ACJC/1113/2024 du 16.09.2024 sur JTBL/349/2024 ( SBL ) , RENVOYE

Normes : CPC.60
En fait
En droit
RÉPUBLIQUE ET CANTON DE GENÈVE

POUVOIR JUDICIAIRE

C/17150/2023 ACJC/1113/2024

ARRÊT

DE LA COUR DE JUSTICE

Chambre des baux et loyers

DU LUNDI 16 SEPTEMBRE 2024

 

Entre

A______ SA, sise ______, appelante d'un jugement rendu par le Tribunal des baux et loyers le 21 mars 2024, représentée par Me Jean-François MARTI, avocat, quai Gustave-Ador 26, case postale 6253, 1211 Genève 6,

et

REPUBLIQUE DE B______, sise p.a. Mission permanente de la République de B______, ______, intimée.

 

 


EN FAIT

A. Par jugement JTBL/349/2024 du 21 mars 2024, le Tribunal des baux et loyers a donné acte à la MISSION PERMANENTE DE B______ de ce qu'elle ne s'opposait pas à la libération de la garantie bancaire constituée auprès de la banque C______ sous le numéro de compte 1______ en faveur de A______ SA (ch. 1 du dispositif), déclaré pour le surplus irrecevable la requête du 2 août 2023 de A______ SA à l'encontre de la MISSION PERMANENTE DE B______ (ch. 2), débouté les parties de toutes autres conclusions (ch. 3) et dit que la procédure était gratuite (ch. 4).

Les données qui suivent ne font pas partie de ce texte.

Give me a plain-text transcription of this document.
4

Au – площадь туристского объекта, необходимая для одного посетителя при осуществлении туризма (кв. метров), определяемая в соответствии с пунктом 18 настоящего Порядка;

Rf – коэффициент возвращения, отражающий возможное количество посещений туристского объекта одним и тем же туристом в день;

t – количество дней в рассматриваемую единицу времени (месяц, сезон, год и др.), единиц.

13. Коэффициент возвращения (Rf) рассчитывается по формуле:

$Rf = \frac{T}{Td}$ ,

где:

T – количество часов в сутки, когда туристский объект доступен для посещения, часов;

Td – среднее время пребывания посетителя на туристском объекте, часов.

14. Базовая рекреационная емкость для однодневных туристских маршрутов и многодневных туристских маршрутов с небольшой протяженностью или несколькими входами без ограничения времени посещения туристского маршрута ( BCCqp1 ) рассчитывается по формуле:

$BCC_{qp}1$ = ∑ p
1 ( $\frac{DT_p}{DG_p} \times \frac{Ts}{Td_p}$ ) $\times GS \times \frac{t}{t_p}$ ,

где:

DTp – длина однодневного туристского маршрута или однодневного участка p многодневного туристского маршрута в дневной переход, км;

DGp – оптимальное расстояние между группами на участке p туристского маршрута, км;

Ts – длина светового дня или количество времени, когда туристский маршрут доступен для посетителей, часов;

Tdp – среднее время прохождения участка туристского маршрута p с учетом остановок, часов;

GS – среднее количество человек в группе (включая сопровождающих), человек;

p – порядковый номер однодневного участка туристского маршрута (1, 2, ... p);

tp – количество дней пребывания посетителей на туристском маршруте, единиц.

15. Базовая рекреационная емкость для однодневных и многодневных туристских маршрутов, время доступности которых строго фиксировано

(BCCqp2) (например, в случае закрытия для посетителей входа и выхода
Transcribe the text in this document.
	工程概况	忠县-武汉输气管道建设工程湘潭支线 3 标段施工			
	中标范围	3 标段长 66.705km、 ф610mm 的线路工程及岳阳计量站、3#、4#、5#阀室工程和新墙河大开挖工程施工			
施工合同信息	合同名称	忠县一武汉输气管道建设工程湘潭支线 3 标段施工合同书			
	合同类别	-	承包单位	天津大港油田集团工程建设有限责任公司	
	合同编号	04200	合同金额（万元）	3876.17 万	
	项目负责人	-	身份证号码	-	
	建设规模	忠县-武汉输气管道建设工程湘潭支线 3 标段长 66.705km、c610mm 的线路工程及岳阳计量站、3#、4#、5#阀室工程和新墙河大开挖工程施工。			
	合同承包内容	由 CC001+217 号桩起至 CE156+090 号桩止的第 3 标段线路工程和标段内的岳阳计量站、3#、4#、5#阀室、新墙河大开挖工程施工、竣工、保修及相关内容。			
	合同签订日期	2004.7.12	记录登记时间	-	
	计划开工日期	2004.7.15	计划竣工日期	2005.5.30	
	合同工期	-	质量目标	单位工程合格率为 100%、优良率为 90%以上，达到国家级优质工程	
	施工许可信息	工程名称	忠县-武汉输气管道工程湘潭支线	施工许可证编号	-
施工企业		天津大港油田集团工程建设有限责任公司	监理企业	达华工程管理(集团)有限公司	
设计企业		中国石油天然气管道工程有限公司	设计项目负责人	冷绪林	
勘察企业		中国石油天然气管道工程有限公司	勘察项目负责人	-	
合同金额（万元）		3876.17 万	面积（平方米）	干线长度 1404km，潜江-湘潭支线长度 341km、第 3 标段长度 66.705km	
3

B. a. Par acte expédié le 12 avril 2024 à la Cour de justice, A______ SA a formé appel contre ce jugement. Elle a conclu à l'annulation des chiffres 2, 3 et 4 de son dispositif et à la condamnation de la REPUBLIQUE DE B______ à lui payer un montant de 25'113 fr. 02 avec intérêts à 5% l'an dès le 1er novembre 2022 à titre d'indemnités pour occupation illicite de l'appartement de 5 pièces situé au 3ème étage de l'immeuble sis no. ______, rue 2______, [code postal] Genève, du 1er août 2022 au 31 janvier 2023 ainsi que de diverses sommes réclamées pour un total de 4'062 fr. 80 à titre de frais de remise en état de l'appartement précité. Elle a conclu, subsidiairement, au renvoi de la cause au Tribunal.

b. La REPUBLIQUE DE B______ n'a pas déposé de réponse à l'appel dans le délai qui lui a été imparti.

c. Les parties ont été avisées le 3 mai 2024 par la Cour de ce que la cause était gardée à juger.

C. Les faits pertinents suivants résultent de la procédure :

a. Le 11 octobre 2018, D______ et E______, bailleurs, et la REPUBLIQUE DE B______, locataire, ont conclu un contrat de bail à loyer portant sur la location d'un appartement n° 3______ de 5 pièces situé au 3ème étage de l'immeuble sis rue 2______ no. ______, à Genève, et de la cave n° 4______ qui en dépend.

Les locaux étaient destinés à l'habitation exclusive de F______, Conseillère à la Mission permanente de la REPUBLIQUE DE B______ au bénéfice du statut diplomatique.

Le loyer a été fixé par le contrat à 4'100 fr. par mois, provisions pour charges en 170 fr. et frais de téléréseau en 30 fr. non compris.

Une garantie de loyer d'un montant de 12'300 fr. a été constituée auprès de C______ en date du 14 novembre 2018 sur le compte n° 1______.

b. Le 1er janvier 2019, l'immeuble est devenu propriété de A______ SA.

c. La bailleresse a, par avis officiel du 21 mars 2019, résilié le bail pour le 30 avril 2019 pour défaut de paiement du loyer, la locataire n'ayant pas versé les montants réclamés aux termes de l'avis comminatoire du 7 février 2019.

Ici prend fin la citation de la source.